Taught an Eight Year Old




I can’t stop.  I need help. It’s been going like this for well over twenty-four hours.  Ever since I glanced at the New York Times website and noticed that Muhammad Ali had passed away I’ve been unable to stop myself.  I just keep watching clip after clip after clip of the champ.  I didn’t think he would, but he’s left a void in me.



I’m far from home, have been for a while and somehow, Muhammad Ali is home.  I’m eight years old in suburban New York, and there’s nothing to do but watch TV and it’s Cosell and Ali in my 1974 mind.  Why did this come on so strongly?  I had all kinds of things to do, and work to get done, but a period of mandatory communion has quickly asserted itself.

Like most people, I know of all these periods:  his brash bravado before the Sonny Liston fight.  His remarkable clarity as he explains why he’ll risk all to be a conscientious objector: “Just send me to jail.”  His fights with Foreman.  His fights with Frazer.  His fights he shouldn’t have had and his slow decline.  And for each assumed moment there are reels of material to steep oneself in and consider what was, anew.



And so I dug, into his clips with Malcolm X, his interviews with David Frost, William Buckley, Jerry Lewis, Dick Cavett, Howard Cosell.  Then there are the bouts themselves.  I’m never one to watch much sports but boxing is oddly primal, and seductive.  Just how did he knock out Liston before he stood above him in that famous pose?  What was it like for him and Frazer to go fifteen rounds?  What does that eighth round in the Rumble in the Jungle look like when he comes off the ropes and finally knocks George Foreman out?

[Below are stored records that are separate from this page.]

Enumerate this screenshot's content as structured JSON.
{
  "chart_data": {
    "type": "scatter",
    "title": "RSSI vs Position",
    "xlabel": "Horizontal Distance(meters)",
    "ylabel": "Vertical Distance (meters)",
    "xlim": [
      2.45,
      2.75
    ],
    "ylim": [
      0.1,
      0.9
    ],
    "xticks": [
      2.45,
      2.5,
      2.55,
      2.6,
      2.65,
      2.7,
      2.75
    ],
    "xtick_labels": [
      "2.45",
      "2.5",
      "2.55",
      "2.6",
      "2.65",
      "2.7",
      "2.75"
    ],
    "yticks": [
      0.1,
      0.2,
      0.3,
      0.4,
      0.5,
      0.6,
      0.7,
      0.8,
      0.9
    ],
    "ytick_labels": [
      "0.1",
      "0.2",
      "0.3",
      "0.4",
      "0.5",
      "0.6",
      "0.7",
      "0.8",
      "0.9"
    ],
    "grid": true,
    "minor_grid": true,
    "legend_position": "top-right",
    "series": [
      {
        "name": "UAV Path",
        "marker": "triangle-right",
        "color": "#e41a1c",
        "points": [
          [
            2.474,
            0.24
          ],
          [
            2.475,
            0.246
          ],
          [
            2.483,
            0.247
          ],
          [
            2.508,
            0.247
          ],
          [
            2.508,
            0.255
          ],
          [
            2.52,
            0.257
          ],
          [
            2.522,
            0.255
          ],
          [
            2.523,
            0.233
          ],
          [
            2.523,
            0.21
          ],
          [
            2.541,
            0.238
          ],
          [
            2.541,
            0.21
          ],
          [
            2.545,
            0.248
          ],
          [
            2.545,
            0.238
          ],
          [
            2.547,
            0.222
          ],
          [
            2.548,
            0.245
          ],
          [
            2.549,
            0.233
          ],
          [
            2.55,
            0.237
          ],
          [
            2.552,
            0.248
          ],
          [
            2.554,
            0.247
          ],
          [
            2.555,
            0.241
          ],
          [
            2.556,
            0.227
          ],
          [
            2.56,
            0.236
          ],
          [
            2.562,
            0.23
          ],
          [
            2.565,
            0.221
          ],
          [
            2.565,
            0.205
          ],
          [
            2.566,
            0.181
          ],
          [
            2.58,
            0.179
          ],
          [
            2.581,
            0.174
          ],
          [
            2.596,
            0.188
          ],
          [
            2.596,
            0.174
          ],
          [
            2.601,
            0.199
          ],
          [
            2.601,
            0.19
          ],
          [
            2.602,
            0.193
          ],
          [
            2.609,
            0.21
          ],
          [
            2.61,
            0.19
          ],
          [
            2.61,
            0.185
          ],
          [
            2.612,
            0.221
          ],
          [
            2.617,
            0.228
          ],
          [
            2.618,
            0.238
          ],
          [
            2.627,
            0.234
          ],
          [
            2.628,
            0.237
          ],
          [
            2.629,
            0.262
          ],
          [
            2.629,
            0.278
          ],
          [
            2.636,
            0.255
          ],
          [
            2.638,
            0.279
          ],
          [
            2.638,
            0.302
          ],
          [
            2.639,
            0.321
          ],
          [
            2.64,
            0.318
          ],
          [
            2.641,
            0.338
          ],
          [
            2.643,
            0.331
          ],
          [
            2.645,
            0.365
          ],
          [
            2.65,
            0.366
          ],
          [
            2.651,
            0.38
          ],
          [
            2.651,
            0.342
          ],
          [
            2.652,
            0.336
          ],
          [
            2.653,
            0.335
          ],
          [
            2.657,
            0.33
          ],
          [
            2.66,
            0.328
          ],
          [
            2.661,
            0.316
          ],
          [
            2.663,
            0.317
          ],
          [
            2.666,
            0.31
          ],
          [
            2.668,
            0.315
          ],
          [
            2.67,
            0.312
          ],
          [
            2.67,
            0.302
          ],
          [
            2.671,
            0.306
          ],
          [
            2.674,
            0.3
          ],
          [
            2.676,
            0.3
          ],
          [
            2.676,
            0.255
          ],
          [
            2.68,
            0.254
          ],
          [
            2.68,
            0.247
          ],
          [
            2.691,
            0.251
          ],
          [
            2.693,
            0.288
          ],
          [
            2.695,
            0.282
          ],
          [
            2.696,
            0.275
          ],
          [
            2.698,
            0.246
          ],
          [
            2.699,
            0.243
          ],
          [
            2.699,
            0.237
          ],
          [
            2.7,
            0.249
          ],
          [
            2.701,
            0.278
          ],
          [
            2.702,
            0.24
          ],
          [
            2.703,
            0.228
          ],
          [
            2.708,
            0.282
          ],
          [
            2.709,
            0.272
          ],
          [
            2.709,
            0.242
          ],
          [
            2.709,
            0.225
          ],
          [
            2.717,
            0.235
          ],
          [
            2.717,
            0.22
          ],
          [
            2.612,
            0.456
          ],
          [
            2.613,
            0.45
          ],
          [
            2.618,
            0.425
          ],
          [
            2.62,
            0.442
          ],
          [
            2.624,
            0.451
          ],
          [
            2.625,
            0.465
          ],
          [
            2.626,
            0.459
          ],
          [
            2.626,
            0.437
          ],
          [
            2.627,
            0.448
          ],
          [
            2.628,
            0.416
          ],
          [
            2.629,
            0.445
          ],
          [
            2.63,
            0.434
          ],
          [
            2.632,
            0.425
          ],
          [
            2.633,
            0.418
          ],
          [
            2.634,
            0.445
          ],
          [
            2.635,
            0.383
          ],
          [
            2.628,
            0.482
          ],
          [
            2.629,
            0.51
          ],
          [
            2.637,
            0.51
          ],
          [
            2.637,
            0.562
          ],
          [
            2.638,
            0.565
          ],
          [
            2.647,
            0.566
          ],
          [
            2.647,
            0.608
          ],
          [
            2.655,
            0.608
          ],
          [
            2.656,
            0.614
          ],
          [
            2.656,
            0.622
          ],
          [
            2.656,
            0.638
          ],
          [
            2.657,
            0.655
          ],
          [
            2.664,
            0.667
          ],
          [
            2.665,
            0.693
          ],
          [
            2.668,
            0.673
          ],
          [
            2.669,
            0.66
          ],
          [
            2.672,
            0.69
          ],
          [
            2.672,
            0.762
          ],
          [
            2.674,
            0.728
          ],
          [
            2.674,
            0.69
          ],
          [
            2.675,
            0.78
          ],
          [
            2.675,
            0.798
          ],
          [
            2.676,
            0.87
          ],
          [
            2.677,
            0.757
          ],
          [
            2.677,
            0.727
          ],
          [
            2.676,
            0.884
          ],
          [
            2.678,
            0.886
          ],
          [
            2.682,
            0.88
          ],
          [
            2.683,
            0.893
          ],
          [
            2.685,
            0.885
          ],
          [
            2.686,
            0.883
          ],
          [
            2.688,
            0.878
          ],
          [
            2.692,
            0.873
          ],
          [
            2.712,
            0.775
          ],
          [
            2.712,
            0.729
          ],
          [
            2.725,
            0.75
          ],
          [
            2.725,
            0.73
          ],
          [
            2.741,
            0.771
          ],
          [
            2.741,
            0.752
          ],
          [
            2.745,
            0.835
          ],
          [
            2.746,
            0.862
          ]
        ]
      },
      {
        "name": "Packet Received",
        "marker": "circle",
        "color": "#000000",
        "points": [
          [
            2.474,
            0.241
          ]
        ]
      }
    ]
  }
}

And, as has been noted, he alone was as remarkable to hear speak as he was to watch fight.  I think he taught an eight-year old me, like much of white America, something essential about a black perspective.  Perhaps that’s what is familiar and lonesome in his passing and this consumptive ritual.  Things I experienced later, working in the African American community for many years were not simply foreign.  The humor, the anger, the might, the poise, the tragedy had all been lodged early and immutably by this remarkable diplomat.